According to McKinsey research published last year, even top-performing companies capture only about 70 percent of their strategies’ full potential—often because their operating models can’t keep up. Which raises two practical questions: what is an operating model, and what happens to it when AI enters the picture?
Put simply, an operating model is how work actually gets done in your organization: how you deliver value, how decisions get made, how resources get allocated, and how strategy turns into day-to-day execution.
However, “operating model” is also one of those terms that gets thrown around a lot. Most leaders have an intuitive sense of what it means, but if you asked them to define it in one sentence, they’d probably struggle. That’s partly because an operating model isn’t one thing—it’s a system of choices that determines how work gets done.
McKinsey’s “Organize to Value” framing is useful for that reason. It breaks an operating model into 12 interconnected elements: purpose, value agenda, structure, ecosystem, leadership, governance, processes, technology, behaviors, rewards, footprint, and talent. These elements interact as a single system, and that system is your operating model.
Once you can see the component parts, you can then start asking where AI changes the assumptions your operating model is built on. In that sense, AI can become the catalyst for an operating model redesign.
The AI Operating Model Diagnostic
The primary question you should be asking about your organization is this:
Where will AI break our current operating model first, and what needs to be redesigned before we scale?

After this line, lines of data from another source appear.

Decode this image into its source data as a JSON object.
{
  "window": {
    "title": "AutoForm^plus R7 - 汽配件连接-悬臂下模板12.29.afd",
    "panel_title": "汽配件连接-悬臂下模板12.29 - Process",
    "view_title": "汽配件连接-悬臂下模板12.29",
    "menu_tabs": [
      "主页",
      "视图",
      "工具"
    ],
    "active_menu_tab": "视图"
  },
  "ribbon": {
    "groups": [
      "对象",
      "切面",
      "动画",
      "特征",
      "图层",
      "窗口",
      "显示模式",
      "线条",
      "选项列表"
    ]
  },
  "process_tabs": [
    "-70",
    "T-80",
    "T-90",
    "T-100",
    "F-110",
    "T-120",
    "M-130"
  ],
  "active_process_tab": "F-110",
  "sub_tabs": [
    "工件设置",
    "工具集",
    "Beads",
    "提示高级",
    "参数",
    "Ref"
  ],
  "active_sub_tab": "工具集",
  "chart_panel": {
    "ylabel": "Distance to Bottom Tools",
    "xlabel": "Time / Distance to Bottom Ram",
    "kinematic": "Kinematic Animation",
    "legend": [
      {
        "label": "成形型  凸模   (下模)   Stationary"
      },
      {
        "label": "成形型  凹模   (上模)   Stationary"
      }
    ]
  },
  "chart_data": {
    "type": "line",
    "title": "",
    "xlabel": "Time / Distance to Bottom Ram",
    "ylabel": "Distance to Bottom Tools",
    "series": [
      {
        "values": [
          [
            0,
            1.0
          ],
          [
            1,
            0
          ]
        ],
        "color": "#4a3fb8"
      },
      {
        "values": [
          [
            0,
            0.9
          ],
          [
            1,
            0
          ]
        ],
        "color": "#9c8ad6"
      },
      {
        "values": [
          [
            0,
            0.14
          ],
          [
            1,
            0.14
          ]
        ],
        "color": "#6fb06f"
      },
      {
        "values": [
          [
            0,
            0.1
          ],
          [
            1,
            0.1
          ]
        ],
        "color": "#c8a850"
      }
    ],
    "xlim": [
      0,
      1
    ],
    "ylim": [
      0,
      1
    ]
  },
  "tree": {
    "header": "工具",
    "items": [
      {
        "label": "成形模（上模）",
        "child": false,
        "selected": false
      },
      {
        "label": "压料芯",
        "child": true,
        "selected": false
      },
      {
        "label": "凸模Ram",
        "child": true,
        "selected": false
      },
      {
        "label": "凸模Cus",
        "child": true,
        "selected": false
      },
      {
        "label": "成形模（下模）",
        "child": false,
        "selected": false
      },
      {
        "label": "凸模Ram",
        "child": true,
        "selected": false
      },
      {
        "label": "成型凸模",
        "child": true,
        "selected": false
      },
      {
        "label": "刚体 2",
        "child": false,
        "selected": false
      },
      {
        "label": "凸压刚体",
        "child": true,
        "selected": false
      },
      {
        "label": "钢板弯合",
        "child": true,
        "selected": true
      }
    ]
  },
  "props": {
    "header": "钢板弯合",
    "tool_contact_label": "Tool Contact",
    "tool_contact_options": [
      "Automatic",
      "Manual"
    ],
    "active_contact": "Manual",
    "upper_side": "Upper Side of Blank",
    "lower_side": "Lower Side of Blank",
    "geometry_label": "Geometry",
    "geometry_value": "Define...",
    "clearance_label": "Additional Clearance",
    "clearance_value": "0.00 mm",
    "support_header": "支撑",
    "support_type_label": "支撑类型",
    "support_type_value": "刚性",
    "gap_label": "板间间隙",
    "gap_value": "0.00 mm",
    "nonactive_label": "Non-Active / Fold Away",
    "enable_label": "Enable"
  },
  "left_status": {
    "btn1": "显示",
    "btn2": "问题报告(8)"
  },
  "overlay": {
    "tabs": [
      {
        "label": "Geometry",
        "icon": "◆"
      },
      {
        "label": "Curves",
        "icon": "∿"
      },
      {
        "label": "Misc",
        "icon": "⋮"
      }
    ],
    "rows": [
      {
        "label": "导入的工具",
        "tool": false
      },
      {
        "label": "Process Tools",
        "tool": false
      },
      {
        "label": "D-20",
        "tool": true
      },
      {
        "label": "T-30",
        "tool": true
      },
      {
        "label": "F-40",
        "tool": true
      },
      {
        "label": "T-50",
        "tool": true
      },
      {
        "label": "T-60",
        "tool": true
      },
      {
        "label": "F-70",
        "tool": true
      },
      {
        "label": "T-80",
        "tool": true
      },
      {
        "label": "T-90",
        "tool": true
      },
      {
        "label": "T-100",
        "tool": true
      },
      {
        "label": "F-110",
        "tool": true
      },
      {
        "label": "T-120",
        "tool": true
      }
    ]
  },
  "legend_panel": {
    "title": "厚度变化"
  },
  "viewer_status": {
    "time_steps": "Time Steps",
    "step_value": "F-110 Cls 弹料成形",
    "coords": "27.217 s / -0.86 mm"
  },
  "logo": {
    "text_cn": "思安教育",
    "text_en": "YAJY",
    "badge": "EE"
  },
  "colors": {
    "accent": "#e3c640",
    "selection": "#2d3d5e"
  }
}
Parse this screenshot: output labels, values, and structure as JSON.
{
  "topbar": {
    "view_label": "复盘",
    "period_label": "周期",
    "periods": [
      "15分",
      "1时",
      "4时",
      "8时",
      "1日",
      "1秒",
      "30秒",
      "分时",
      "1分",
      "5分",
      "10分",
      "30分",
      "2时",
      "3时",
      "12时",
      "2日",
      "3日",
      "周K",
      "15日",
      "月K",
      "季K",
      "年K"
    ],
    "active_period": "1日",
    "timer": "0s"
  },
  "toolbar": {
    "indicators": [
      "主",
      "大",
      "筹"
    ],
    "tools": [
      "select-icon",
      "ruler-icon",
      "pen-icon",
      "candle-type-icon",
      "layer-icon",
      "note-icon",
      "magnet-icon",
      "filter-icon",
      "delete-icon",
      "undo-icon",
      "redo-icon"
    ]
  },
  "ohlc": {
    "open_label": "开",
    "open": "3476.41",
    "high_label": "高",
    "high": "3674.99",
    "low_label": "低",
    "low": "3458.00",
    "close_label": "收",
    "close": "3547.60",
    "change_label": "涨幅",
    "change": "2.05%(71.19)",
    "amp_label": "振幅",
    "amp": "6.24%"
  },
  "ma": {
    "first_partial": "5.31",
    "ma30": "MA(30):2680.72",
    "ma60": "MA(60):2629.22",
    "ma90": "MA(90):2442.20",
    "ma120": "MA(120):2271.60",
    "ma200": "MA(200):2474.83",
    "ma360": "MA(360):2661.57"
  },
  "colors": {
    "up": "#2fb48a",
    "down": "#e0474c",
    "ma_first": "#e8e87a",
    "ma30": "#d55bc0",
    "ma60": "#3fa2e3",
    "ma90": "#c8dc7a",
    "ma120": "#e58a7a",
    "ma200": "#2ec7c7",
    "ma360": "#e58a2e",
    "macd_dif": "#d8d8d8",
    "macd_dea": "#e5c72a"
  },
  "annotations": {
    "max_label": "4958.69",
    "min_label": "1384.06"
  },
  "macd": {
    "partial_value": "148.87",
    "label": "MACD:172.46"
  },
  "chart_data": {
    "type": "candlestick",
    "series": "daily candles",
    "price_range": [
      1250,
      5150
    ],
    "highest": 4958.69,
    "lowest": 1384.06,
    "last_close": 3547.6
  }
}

To answer that, you need to diagnose the operating model as a system. Break it into its 12 elements, then use the questions below to identify where AI will create friction first—and which redesigns will unlock scale.
Purpose: What should AI make meaningfully easier for customers and frontline teams—specifically?
Value agenda: Where will AI create measurable value first, and what are we explicitly not doing yet?
Structure: Where should AI capability live (centralized, embedded, hybrid), and who owns outcomes?
Ecosystem: What should come from partners/vendors versus being built in-house—and why?
Leadership: Which decisions should leaders make differently as AI changes the speed and quality of information?
Governance: What are the rules for data, risk, approvals, and human review?
Processes: Which workflows should be redesigned end-to-end rather than “AI bolted on,” and what becomes the new standard?
Technology: What is the approved AI stack and integration path, and how do we ensure permissioning and auditability?
Behaviors: What new behaviors do we expect (sharing, documenting, QA), and what becomes unacceptable (shadow tools, unreviewed outputs)?
Rewards: Are we rewarding measurable impact, or just activity and experimentation theater?
Footprint: Where does AI change where work happens (central vs field, shared services vs business units), and what does that imply about roles?
Talent: What capabilities must be built by role—and how will we train and reinforce them over time?
You don’t need perfect answers to all twelve to start. In fact, you’ll probably struggle to answer a few of them. The point here is to find the weak links, because an operating model behaves like a system: one constraint can limit everything above it.
Going back to the McKinsey piece, the article describes the outcomes of an effective operating model in four words—clarity, speed, skills, and commitment. That’s a useful scoreboard here too.
If AI is going to change how work gets done, those are the four outcomes you should expect to improve. If they aren’t improving, the issue usually isn’t the AI model—it’s the operating model underneath it.